Lavendel
Gebruikte delen:
Bloemen, essentiële olie.
Eigenschappen:
Een pijnstillend, antibacterieel, krampwerend kruid, dat depressie tegengaat, wind verdrijft, de galafscheiding en bloedsomloop stimuleert, ontspant en het zenuwstelsel sterkt.
De naam 'lavendel' is afgeleid van het Latijnse werkwoord lavare, 'wassen', en het kruid wordt ook inderdaad sinds de Romeinse tijd als reukstof toegevoegd aan baden en toiletartikelen. Lavendel is probaat bij spijsverteringsstoornissen, nerveuze spanning, slapeloosheid, migraine en hoofdpijn. Van de bloemen kan men een thee zetten, die men 's avonds tegen slapeloosheid of overdag bij hoofdpijn en nerveuze spanning drinkt.
Dioscorides beval in de 2e eeuw n.C. lavendel aan voor 'kwellingen in de borst', hoewel de door de Grieken gebruikte plant vermoedelijk de Franse lavendel was, die minder wintervast is. In de Arabische geneeskunde leeft deze traditie van het gebruik van lavendel bij borstproblemen ook nu nog voort en in het Midden-Oosten dient ze nog steeds als een expectorans.

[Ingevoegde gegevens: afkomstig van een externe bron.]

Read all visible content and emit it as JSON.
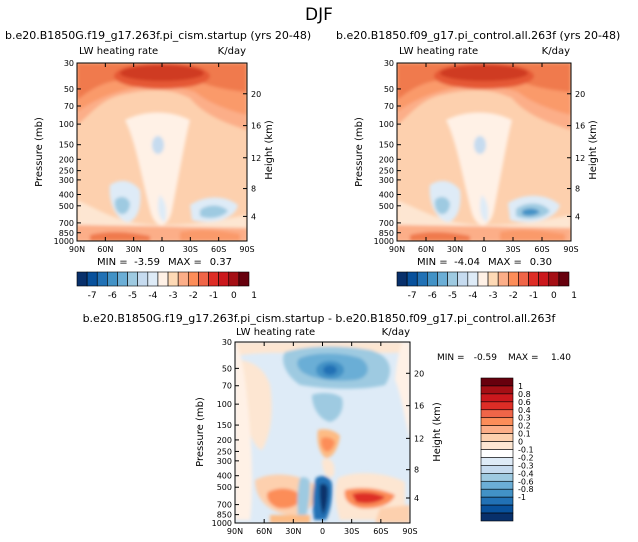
{
  "page_title": "DJF",
  "chart_data": [
    {
      "type": "heatmap",
      "title": "b.e20.B1850G.f19_g17.263f.pi_cism.startup (yrs 20-48)",
      "subtitle_left": "LW heating rate",
      "subtitle_right": "K/day",
      "ylabel": "Pressure (mb)",
      "ylabel_right": "Height (km)",
      "x_ticks": [
        "90N",
        "60N",
        "30N",
        "0",
        "30S",
        "60S",
        "90S"
      ],
      "y_ticks": [
        "30",
        "50",
        "70",
        "100",
        "150",
        "200",
        "250",
        "300",
        "400",
        "500",
        "700",
        "850",
        "1000"
      ],
      "height_ticks": [
        "20",
        "16",
        "12",
        "8",
        "4"
      ],
      "min_label": "MIN =",
      "min_value": "-3.59",
      "max_label": "MAX =",
      "max_value": "0.37",
      "colorbar_labels": [
        "-7",
        "-6",
        "-5",
        "-4",
        "-3",
        "-2",
        "-1",
        "0",
        "1"
      ]
    },
    {
      "type": "heatmap",
      "title": "b.e20.B1850.f09_g17.pi_control.all.263f (yrs 20-48)",
      "subtitle_left": "LW heating rate",
      "subtitle_right": "K/day",
      "ylabel": "Pressure (mb)",
      "ylabel_right": "Height (km)",
      "x_ticks": [
        "90N",
        "60N",
        "30N",
        "0",
        "30S",
        "60S",
        "90S"
      ],
      "y_ticks": [
        "30",
        "50",
        "70",
        "100",
        "150",
        "200",
        "250",
        "300",
        "400",
        "500",
        "700",
        "850",
        "1000"
      ],
      "height_ticks": [
        "20",
        "16",
        "12",
        "8",
        "4"
      ],
      "min_label": "MIN =",
      "min_value": "-4.04",
      "max_label": "MAX =",
      "max_value": "0.30",
      "colorbar_labels": [
        "-7",
        "-6",
        "-5",
        "-4",
        "-3",
        "-2",
        "-1",
        "0",
        "1"
      ]
    },
    {
      "type": "heatmap",
      "title": "b.e20.B1850G.f19_g17.263f.pi_cism.startup - b.e20.B1850.f09_g17.pi_control.all.263f",
      "subtitle_left": "LW heating rate",
      "subtitle_right": "K/day",
      "ylabel": "Pressure (mb)",
      "ylabel_right": "Height (km)",
      "x_ticks": [
        "90N",
        "60N",
        "30N",
        "0",
        "30S",
        "60S",
        "90S"
      ],
      "y_ticks": [
        "30",
        "50",
        "70",
        "100",
        "150",
        "200",
        "250",
        "300",
        "400",
        "500",
        "700",
        "850",
        "1000"
      ],
      "height_ticks": [
        "20",
        "16",
        "12",
        "8",
        "4"
      ],
      "min_label": "MIN =",
      "min_value": "-0.59",
      "max_label": "MAX =",
      "max_value": "1.40",
      "colorbar_labels": [
        "1",
        "0.8",
        "0.6",
        "0.4",
        "0.3",
        "0.2",
        "0.1",
        "0",
        "-0.1",
        "-0.2",
        "-0.3",
        "-0.4",
        "-0.6",
        "-0.8",
        "-1"
      ]
    }
  ],
  "colors": {
    "dark_red": "#a50f15",
    "red": "#de2d26",
    "orange_red": "#ef6548",
    "orange": "#fc8d59",
    "light_orange": "#fdbb84",
    "peach": "#fdd9b5",
    "cream": "#fff1e6",
    "pale_blue": "#deebf7",
    "light_blue": "#9ecae1",
    "blue": "#4292c6",
    "dark_blue": "#08306b"
  }
}
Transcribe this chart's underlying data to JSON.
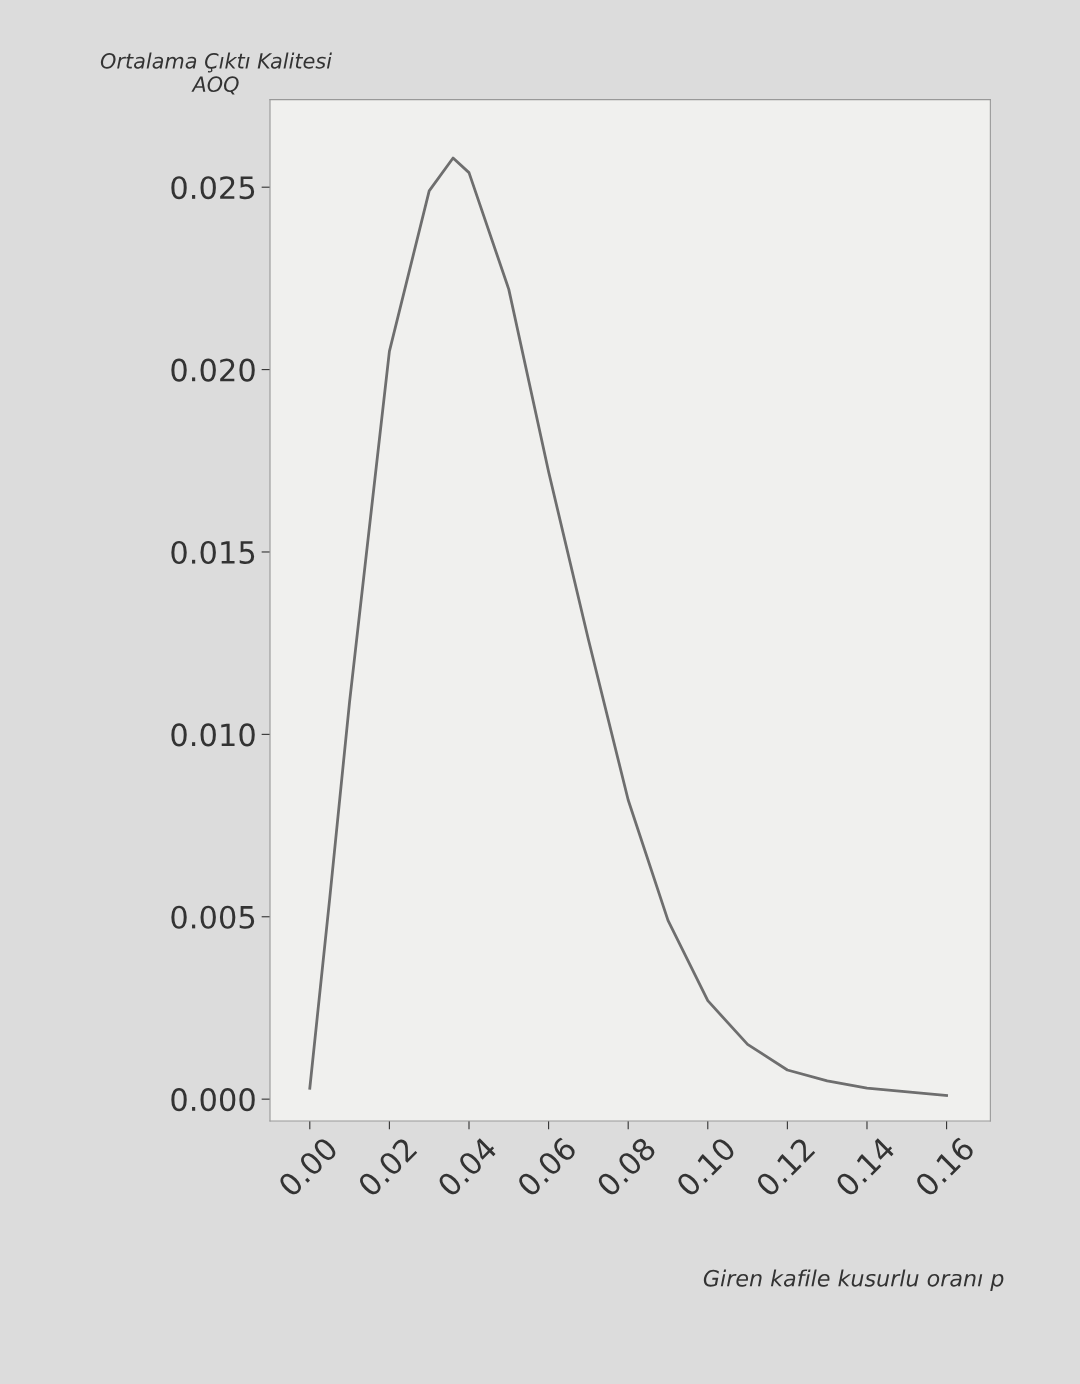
{
  "chart_data": {
    "type": "line",
    "ylabel": "Ortalama Çıktı Kalitesi\nAOQ",
    "xlabel": "Giren kafile kusurlu oranı p",
    "x": [
      0.0,
      0.005,
      0.01,
      0.02,
      0.03,
      0.036,
      0.04,
      0.05,
      0.06,
      0.07,
      0.08,
      0.09,
      0.1,
      0.11,
      0.12,
      0.13,
      0.14,
      0.16
    ],
    "series": [
      {
        "color": "#6e6e6e",
        "values": [
          0.0003,
          0.0055,
          0.0109,
          0.0205,
          0.0249,
          0.0258,
          0.0254,
          0.0222,
          0.0172,
          0.0126,
          0.0082,
          0.0049,
          0.0027,
          0.0015,
          0.0008,
          0.0005,
          0.0003,
          0.0001
        ]
      }
    ],
    "xlim": [
      -0.01,
      0.171
    ],
    "ylim": [
      -0.0006,
      0.0274
    ],
    "xticks": [
      {
        "value": 0.0,
        "label": "0.00"
      },
      0.02,
      0.04,
      0.06,
      0.08,
      {
        "value": 0.1,
        "label": "0.10"
      },
      0.12,
      0.14,
      0.16
    ],
    "yticks": [
      {
        "value": 0.0,
        "label": "0.000"
      },
      0.005,
      {
        "value": 0.01,
        "label": "0.010"
      },
      0.015,
      {
        "value": 0.02,
        "label": "0.020"
      },
      0.025
    ],
    "grid": false,
    "marker": "none",
    "line_style": "solid"
  }
}
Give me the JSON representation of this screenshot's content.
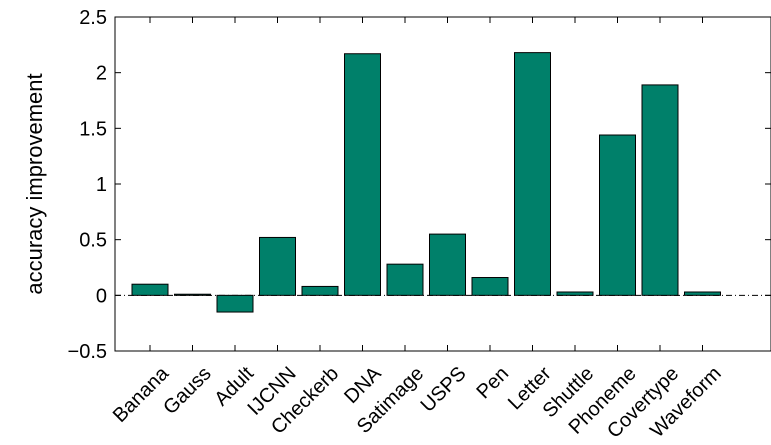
{
  "chart_data": {
    "type": "bar",
    "title": "",
    "xlabel": "",
    "ylabel": "accuracy improvement",
    "ylim": [
      -0.5,
      2.5
    ],
    "yticks": [
      -0.5,
      0,
      0.5,
      1,
      1.5,
      2,
      2.5
    ],
    "ytick_labels": [
      "−0.5",
      "0",
      "0.5",
      "1",
      "1.5",
      "2",
      "2.5"
    ],
    "grid": false,
    "zero_line": "dash-dot",
    "bar_color": "#00806a",
    "categories": [
      "Banana",
      "Gauss",
      "Adult",
      "IJCNN",
      "Checkerb",
      "DNA",
      "Satimage",
      "USPS",
      "Pen",
      "Letter",
      "Shuttle",
      "Phoneme",
      "Covertype",
      "Waveform"
    ],
    "values": [
      0.1,
      0.01,
      -0.15,
      0.52,
      0.08,
      2.17,
      0.28,
      0.55,
      0.16,
      2.18,
      0.03,
      1.44,
      1.89,
      0.03
    ]
  }
}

Kruidkundigen benoemen lavendel gewoonlijk als 'afkoelend'. Daaruit valt af te leiden dat ze geschikter is voor het verlichten van de soort hoofdpijn die gunstig reageert op koude pakkingen dan voor het type pijn waarvoor warme kompressen weldadig zijn.
De essentiële olie wordt door stoomdestillatie uit de bloemen gewonnen en in aromatherapie gebruikt om spierpijn, pijntjes en hoofdpijn tegen te gaan (voeg daarvoor 1 ml lavendel toe aan 20 ml zonnebloemolie en wrijf er de pijnlijke plekken mee in). Enkele druppels lavendelolie kunnen ook toegevoegd worden aan crèmes tegen eczeem of verdund worden in water en aan een verzachtende lotion tegen zonnebrand en minder ernstige brandblazen toegevoegd worden. Aan het badwater toegevoegd, heeft lavendelolie een ontspannende en kalmerende uitwerking bij nerveuze spanning en slapeloosheid. In massageolie verwerkt, is ze probaat bij spierpijn en pijntjes, verstuikingen en bepaalde reumatische klachten.